Background: Neurogenin-3 (NEUROG3) is expressed in endocrine progenitor cells and is required for endocrine-cell development in the pancreas and intestine. The NEUROG3 gene (NEUROG3) is therefore a candidate for the cause of a newly discovered autosomal recessive disorder characterized by generalized malabsorption and a paucity of enteroendocrine cells.

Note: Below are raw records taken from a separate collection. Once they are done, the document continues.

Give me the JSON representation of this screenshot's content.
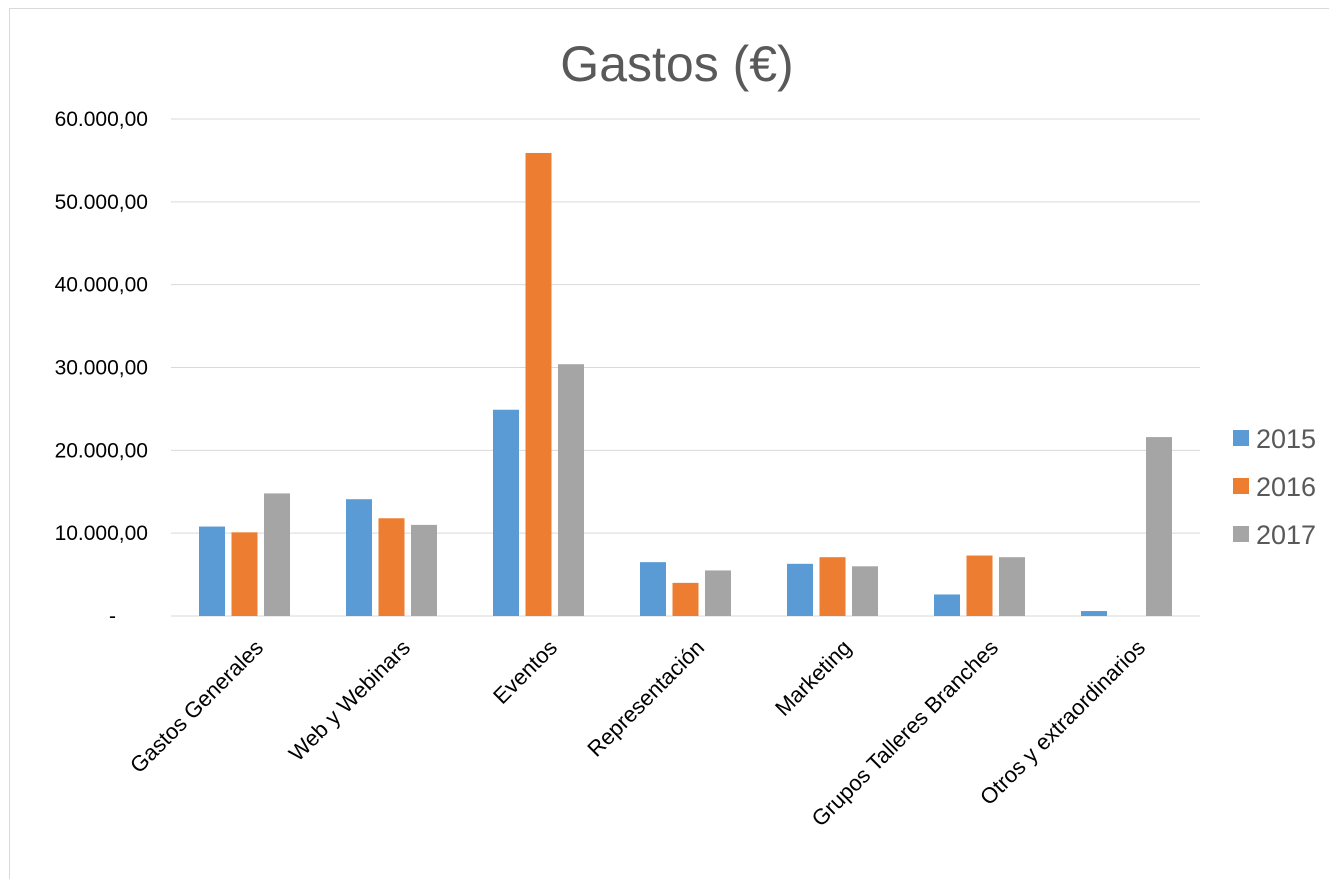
{
  "chart_data": {
    "type": "bar",
    "title": "Gastos (€)",
    "categories": [
      "Gastos Generales",
      "Web y Webinars",
      "Eventos",
      "Representación",
      "Marketing",
      "Grupos Talleres Branches",
      "Otros y extraordinarios"
    ],
    "series": [
      {
        "name": "2015",
        "color": "#5b9bd5",
        "values": [
          10800,
          14100,
          24900,
          6500,
          6300,
          2600,
          600
        ]
      },
      {
        "name": "2016",
        "color": "#ed7d31",
        "values": [
          10100,
          11800,
          55900,
          4000,
          7100,
          7300,
          0
        ]
      },
      {
        "name": "2017",
        "color": "#a5a5a5",
        "values": [
          14800,
          11000,
          30400,
          5500,
          6000,
          7100,
          21600
        ]
      }
    ],
    "ylim": [
      0,
      60000
    ],
    "yticks": [
      0,
      10000,
      20000,
      30000,
      40000,
      50000,
      60000
    ],
    "ytick_labels": [
      "-",
      "10.000,00",
      "20.000,00",
      "30.000,00",
      "40.000,00",
      "50.000,00",
      "60.000,00"
    ],
    "xlabel": "",
    "ylabel": "",
    "grid": true,
    "legend_position": "right"
  }
}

Methods: We screened genomic DNA from three unrelated patients with sparse enteroendocrine cells for mutations of NEUROG3. We then tested the ability of the observed mutations to alter NEUROG3 function, using in vitro and in vivo assays.
Results: The patients had few intestinal enteroendocrine cells positive for chromogranin A, but they had normal numbers of Paneth's, goblet, and absorptive cells. We identified two homozygous mutations in NEUROG3, both of which rendered the NEUROG3 protein unable to activate NEUROD1, a downstream target of NEUROG3, and compromised the ability of NEUROG3 to bind to an E-box element in the NEUROD1 promoter. The injection of wild-type but not mutant NEUROG3 messenger RNA into xenopus embryos induced NEUROD1 expression.
Conclusions: A newly discovered disorder characterized by malabsorptive diarrhea and a lack of intestinal enteroendocrine cells is caused by loss-of-function mutations in NEUROG3.